そんなこと言われても、そんなに変われないよとか、変わることに抵抗したりするのは、人のこころの常であるとは思う(わたしものその部類のひとり)のだが、どうもその前提条件が変わってしまったと思わざるを得ない。シャープ、東芝がかくもなろうと、ユニコーン(Airbnb, Uber )の台頭の台頭を誰が予測し得たことだろうか。変わらなければ、替えられてしまう時代に、いやがおうでもなってしまった。企業は余力があるうちに、新たな投資ができるうちに、この変わり目に沿った動きをしておかなければならない。

しかしながら、この日本では、まだゆっくりとしているようだ。近いうちに、このスピードは恐ろしいほど早くなり(何しろ冪乗の世界である、私たちはいまその端緒に着いたばかりで、線形のなかで教えを乞うてきたわけで、分かるわけもないが)、わたしたち日本社会にも効いてくると思っている。未来予測や何がどうなると細かく予言することはできないが、日ましに変化のスピードとして現れ、業界地図をあっという間に塗り替えてしまう予感がする。

機械学習の幕開け

大量にデータを入手できる時代となった。大量データをそのまま扱うことがもとめられる。2012年6月、グーグルXチームが、1万6千台のCPUで、10億の結合部を持つニューラルネット(NN)を構築した。YOUTUBEの映像サムネイル1000万件を3日連続して入力し続けたら、画像の中から猫を認識できるようになった。人が介在したり、途中で何も変更しなかった。

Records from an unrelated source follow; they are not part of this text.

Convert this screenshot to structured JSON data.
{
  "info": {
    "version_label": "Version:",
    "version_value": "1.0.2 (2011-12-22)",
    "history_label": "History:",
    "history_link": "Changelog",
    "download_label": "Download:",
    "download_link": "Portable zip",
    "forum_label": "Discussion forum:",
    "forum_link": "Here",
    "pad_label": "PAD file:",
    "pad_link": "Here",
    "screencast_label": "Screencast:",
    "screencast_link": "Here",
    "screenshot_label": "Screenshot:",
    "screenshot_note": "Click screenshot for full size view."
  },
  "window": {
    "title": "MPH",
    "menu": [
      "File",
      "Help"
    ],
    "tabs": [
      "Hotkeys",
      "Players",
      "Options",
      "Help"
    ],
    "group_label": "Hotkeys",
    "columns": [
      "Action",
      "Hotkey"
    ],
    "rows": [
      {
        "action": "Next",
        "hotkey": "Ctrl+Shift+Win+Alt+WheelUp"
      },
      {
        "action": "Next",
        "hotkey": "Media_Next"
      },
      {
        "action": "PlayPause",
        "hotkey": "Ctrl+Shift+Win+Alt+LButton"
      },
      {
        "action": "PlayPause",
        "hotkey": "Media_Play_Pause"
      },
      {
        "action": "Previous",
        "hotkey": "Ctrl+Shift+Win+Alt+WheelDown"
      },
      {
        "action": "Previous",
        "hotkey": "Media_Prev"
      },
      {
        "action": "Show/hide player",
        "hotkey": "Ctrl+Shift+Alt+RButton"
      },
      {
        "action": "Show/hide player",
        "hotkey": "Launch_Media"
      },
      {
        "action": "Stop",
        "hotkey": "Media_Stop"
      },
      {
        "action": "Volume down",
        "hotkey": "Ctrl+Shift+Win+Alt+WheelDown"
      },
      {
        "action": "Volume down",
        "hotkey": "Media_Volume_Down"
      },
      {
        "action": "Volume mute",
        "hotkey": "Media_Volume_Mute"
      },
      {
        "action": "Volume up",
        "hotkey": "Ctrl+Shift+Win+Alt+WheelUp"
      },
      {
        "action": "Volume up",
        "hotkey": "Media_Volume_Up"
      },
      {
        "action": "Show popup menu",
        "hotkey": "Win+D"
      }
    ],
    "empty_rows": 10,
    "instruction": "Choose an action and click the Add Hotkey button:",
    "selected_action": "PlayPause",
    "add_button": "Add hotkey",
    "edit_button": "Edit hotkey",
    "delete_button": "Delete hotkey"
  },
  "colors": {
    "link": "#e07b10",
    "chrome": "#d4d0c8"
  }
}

大量データをそのまま畳込NNに入力をするだけで、結果を得られるという素晴らしいアーキテクチャを手にすることができた。

心理学者のゲルト氏は、不確実性の高い市場では、物事を単純化して、ヒューリスティクスで変数をできるだけシンプルに少なくしたほうがよいという。しかし、安定して予測しやすい市場では、分析を複雑化して多くの変数を使うアルゴリズムを使ったほうがよいと語っている。

[browser-shot url=”https://www.ted.com/talks/fei_fei_li_how_we_re_teaching_computers_to_understand_pictures?language=ja” width=”400″ height=”300″ alt=”コンピュータが写真を理解するようになるまで TED2015 · 17:58 · Filmed Mar 2015″]

FeiFeiLiさんのTED映像を拝借する。ノード数2400万、パラメータ数1億、結合数150億もの巨大なNNを構築して、成功をおさめたと説明をしている。

大量のデータから、思いもよらない結果が得られる指針を見つけられたことは、すばらしい。IoTなどセンサーからはかれる大量データは今後急増する。結果はこうあってほしい、こういう結果が得たいのだが、システムに落とし込むところから、悩む。そもそもデータの特徴量はなんだっけと。そして、データ構造はどうするべきか、なかば強引に(人の恣意に基づいて)抽象化してしまう。さらに、結果に近づかなければならないので、外れたデータを、外せないかというアプローチを取ってしまう。

データをそもそもうまく分けられないのだから、計算機にそのデータを素直に扱ってもらう仕組みは、いままでなかったので、たいへん興味が湧く。そもそも計算機が特徴量を自動で見つけ出すことは、たかが数年で、はじまったばかりであり、これからのビジネスへの応用(例えばひとにつく固有の暗黙知理解なども)に期待がかかる。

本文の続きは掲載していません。